I see from http://kb.vmware.com/selfservice/microsites/search.do?language=en_US&cmd=displayKC&externalId=1003880 that we should be able to examine the vmx file and see the virtual disk locations. What I've noticed is that since I have one snapshot, I see this:
scsi0:2.present = "TRUE"
scsi0:2.fileName = "MyProject-Disk3-000001.vmdk"
So what I'm seeing in the vmx is the physical location of the snapshot delta disk, and not the physical location of the vmdk.
I've also done a search of vmware-x.log files for vmdk and I find :
2014-03-21T11:35:46.964-04:00| Worker#2| I120: DISKLIB-DSCPTR: Opened [0]: "MyProject-Disk3.vmdk" (0xe)
2014-03-21T11:35:46.964-04:00| Worker#2| I120: DISKLIB-LINK : Opened 'F:\MyProject-Disk3\MyProject-Disk3.vmdk' (0xe): monolithicSparse, 83886080 sectors / 40 GB.
2014-03-21T11:35:46.964-04:00| Worker#2| I120: DISKLIB-LIB : Opened "G:\VMware VMs\MyProject\MyProject-Disk3-000001.vmdk" (flags 0xa, type monolithicSparse).
So by brute force I've discovered that the parent vmdk for the VM's Disk3 is on physical drive F. And even here, the only reason I'm sure that I have the correct VM disk, is because I included "Disk3" in the VM's disk naming convention that I used.
But what if I had not used a physical VM disk naming convention that did not included the VM's virtual disk name? How would I have been 100% sure that my VM's third disk was the parent vmdk that I had located on physical drive F ?

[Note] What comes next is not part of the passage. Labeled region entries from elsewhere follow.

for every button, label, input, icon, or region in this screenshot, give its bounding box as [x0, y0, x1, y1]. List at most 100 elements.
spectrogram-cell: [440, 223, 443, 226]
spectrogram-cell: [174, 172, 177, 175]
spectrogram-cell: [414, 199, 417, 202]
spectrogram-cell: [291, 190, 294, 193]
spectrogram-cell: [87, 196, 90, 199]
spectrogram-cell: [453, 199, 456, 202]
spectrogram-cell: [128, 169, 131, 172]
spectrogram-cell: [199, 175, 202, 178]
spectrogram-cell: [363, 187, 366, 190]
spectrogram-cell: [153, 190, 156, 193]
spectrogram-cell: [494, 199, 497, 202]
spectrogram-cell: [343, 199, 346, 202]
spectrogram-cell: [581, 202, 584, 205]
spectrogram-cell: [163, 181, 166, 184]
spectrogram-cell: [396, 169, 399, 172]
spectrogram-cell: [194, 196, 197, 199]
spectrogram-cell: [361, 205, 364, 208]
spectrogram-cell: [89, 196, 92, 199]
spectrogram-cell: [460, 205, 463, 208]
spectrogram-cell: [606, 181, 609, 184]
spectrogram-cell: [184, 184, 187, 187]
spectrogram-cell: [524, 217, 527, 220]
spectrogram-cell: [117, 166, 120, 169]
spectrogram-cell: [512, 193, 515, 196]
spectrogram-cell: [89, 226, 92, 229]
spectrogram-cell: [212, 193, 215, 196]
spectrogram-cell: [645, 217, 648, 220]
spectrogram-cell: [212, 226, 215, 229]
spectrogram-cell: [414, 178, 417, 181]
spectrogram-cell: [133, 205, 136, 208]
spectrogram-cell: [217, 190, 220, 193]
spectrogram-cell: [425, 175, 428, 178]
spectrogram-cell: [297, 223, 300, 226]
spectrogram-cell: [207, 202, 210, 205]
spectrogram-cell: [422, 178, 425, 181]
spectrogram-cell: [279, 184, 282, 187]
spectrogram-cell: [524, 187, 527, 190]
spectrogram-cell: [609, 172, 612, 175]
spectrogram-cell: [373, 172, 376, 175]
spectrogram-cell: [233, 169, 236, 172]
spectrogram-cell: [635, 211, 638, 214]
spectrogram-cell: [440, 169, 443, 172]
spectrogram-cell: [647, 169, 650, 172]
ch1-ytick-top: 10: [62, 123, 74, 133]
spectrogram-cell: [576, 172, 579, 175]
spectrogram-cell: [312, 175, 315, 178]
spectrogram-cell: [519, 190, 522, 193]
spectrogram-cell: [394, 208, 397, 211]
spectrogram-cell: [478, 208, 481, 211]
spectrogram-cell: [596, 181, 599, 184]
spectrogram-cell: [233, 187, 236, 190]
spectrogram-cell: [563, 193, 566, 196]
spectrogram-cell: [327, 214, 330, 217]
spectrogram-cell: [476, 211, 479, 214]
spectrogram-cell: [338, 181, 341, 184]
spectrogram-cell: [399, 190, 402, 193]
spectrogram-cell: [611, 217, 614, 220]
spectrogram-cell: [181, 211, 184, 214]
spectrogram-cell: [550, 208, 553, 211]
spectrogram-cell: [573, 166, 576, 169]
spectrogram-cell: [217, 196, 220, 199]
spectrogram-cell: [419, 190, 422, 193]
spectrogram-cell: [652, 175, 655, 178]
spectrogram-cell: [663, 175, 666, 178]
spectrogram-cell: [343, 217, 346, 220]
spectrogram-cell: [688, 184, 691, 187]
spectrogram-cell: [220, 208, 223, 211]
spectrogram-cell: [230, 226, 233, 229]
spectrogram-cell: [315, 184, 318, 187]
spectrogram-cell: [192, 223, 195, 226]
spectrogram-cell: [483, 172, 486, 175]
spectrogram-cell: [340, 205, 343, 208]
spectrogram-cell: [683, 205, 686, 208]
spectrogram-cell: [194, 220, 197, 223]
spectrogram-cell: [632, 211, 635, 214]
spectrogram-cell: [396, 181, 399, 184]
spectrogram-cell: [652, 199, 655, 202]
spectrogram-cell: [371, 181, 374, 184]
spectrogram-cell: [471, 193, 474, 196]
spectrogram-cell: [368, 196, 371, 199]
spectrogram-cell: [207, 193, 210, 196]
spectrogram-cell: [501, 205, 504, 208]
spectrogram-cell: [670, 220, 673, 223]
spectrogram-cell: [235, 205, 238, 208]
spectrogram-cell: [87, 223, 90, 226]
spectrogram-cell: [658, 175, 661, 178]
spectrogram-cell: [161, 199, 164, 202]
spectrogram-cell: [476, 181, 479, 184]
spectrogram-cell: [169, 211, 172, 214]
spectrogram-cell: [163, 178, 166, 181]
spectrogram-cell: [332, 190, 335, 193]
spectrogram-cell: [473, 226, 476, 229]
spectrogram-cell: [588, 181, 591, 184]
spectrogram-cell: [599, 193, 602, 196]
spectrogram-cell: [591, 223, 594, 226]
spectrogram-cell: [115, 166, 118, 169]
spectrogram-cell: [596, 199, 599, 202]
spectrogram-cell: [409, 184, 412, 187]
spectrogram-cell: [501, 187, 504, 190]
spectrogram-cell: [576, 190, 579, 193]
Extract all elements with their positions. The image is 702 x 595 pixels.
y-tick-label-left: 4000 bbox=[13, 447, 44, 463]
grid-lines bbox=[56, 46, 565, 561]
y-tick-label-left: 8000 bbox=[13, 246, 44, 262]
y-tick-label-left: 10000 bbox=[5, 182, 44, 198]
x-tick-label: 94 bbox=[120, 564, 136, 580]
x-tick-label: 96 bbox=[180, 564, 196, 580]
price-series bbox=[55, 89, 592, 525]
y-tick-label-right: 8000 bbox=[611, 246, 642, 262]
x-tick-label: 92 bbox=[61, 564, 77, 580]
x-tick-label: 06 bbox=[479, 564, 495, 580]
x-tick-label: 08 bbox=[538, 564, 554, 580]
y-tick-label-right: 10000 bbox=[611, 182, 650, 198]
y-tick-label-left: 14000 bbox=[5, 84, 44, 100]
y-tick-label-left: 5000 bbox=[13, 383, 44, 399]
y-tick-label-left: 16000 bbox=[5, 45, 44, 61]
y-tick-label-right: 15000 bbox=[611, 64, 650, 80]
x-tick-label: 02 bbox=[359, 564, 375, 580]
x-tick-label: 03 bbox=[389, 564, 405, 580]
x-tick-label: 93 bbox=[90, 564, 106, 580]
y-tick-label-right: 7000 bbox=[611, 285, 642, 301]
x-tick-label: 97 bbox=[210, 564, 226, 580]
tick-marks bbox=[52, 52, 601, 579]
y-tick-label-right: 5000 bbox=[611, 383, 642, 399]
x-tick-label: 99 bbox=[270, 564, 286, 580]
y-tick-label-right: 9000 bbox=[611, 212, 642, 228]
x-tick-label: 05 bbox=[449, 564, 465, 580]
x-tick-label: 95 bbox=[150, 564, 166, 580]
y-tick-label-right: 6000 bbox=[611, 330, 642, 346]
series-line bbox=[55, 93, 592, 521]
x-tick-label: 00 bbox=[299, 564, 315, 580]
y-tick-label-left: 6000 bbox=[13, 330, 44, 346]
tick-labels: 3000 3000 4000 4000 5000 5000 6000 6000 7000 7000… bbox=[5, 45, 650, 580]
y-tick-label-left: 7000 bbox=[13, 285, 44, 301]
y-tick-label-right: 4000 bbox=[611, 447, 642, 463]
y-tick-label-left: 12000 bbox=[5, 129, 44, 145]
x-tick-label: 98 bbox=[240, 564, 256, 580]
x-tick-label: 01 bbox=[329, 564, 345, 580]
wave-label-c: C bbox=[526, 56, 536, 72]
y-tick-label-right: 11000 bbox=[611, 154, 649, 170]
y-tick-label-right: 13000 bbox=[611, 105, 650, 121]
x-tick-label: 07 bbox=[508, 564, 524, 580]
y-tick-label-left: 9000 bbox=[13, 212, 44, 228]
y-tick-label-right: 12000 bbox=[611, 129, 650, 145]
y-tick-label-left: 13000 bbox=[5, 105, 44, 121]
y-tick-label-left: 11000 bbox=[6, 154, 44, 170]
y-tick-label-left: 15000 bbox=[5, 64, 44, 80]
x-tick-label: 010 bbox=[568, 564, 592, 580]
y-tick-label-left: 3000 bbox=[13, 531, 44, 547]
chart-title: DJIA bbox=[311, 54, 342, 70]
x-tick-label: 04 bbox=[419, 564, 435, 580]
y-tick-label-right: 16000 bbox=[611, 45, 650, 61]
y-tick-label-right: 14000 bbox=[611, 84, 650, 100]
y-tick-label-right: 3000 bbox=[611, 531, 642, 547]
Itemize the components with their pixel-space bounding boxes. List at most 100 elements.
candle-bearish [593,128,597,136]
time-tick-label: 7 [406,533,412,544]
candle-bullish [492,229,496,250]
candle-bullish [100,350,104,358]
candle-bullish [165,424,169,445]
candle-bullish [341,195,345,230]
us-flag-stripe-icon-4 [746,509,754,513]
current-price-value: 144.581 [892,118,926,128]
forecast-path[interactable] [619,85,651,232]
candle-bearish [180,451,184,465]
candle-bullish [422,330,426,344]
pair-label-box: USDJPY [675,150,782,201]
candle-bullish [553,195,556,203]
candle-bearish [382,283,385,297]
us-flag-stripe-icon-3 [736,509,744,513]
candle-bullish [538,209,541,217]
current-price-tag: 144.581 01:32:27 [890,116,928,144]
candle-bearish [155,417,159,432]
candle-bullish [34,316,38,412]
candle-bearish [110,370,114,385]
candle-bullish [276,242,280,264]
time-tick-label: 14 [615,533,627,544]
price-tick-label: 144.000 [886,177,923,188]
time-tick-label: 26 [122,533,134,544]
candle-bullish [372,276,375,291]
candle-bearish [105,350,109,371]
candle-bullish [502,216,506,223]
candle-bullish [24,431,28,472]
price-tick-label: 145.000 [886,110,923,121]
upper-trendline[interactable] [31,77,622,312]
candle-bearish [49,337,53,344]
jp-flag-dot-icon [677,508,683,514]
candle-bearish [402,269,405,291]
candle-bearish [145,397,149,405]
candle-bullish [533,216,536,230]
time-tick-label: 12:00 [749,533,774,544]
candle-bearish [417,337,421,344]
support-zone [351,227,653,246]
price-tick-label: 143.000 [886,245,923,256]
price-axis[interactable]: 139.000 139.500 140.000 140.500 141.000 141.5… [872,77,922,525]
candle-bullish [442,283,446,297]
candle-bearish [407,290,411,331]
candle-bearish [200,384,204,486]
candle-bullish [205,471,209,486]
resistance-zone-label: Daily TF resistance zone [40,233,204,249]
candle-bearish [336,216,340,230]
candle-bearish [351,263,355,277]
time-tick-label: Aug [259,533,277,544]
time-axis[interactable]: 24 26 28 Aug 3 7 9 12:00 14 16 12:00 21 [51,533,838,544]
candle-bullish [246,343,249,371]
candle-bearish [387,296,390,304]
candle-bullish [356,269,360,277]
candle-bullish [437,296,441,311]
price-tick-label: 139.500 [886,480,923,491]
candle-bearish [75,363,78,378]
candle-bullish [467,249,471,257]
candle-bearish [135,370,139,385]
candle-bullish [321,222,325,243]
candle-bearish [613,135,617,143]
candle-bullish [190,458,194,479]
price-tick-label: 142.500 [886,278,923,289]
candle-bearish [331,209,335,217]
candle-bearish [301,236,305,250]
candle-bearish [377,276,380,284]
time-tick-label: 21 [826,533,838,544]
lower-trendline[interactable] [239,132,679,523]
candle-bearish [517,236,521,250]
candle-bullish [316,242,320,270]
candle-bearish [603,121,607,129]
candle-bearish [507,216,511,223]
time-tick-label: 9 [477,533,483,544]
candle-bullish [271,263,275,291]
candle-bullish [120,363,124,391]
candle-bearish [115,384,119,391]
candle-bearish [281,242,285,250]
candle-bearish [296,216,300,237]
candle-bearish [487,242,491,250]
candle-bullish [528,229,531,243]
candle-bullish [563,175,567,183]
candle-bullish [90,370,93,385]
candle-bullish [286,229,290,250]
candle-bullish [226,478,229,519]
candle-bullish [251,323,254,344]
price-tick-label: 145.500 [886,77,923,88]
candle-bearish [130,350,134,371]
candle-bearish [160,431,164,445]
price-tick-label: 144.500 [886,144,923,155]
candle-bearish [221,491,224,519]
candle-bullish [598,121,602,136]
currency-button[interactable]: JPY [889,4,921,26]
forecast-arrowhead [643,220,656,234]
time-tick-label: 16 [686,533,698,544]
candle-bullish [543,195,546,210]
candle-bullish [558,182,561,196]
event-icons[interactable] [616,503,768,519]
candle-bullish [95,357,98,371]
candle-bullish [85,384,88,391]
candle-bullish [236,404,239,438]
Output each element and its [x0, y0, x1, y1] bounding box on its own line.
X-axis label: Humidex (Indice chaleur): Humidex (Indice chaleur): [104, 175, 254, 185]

There has to be an easier way to do this for days just like this.
I look forward to your reply.
Regards . . .
P.S. I did notice that if I close that VM and click on Hard Disk 3 (SCSI), it shows only the name of the VM's delta file "MyProject-Disk3-000001.vmdk", and not the parent vmdk.
P.S. I did notice that if I close that VM and try to use the disk Utilities, MAP shows only the path to the delta file "MyProject-Disk3-000001.vmdk", and not the parent vmdk.